One possible solution was discussed by medi bayreuth’s veteran leader Bastian Doreth.

“Maybe there will be clauses in contracts that say they will remain at a lower level while games are played without fans. And then when spectators are allowed to return, the level will be adjusted. I think different scenarios are possible,” he told on May 26.

“It’s very clear that everyone must take a step back because at the end of the day there is just less money available. Sports is only a mirror of society. I think this situation could last two or three years before we are back at today’s level.”

What does the future look like

As Doreth concludes, the effects of this crisis will be felt for some time. And even 100 percent fan capacity will not necessarily solve the problem as the clubs will likely have to deal with less sponsoring euros coming into their coffers.
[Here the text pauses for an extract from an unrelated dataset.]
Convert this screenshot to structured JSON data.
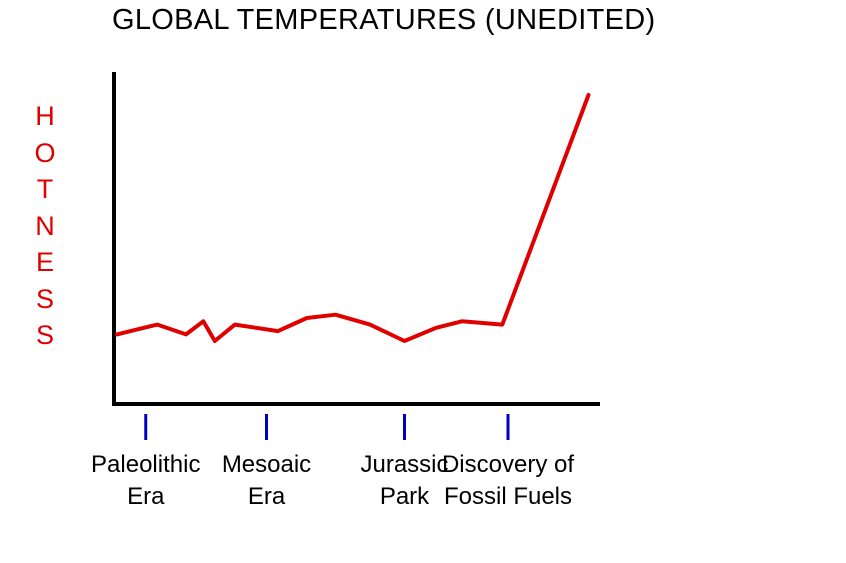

And ticket sales make up only between 20 and 30 percent of budgets while about 100,000 euros come from TV rights according to BIG – Basketball in Deutschland magazine from February 2019.

Certain is there will be less money in the game next season – and most likely the following two if not more years as well. Players must be aware of that and that will make clubs that can pay more that much more attractive.

Less money could mean the level of players coming into Germany dips. But that too is not necessarily true. That depends also on the stability of the German economy – and society – and how it deals with the pandemic, also in relationship with the rest of Europe.

If the German economy can rebound and more companies can survive and actually have money to spend sponsoring sports, then Germany could actually come out of this pandemic even stronger in terms of their financial standing in Europe – if say Spain, Turkey, Italy, Russia and Greece are all still reeling economically.

Is that a silver lining in an otherwise dark and dreary near future? Maybe. But we are still at the very, very early stages of knowing exactly what all this will mean and how it will impact the game down the road.

In the mean time, let’s just be happy we have basketball and enjoy so many of the fun storylines we see coming out of Munich.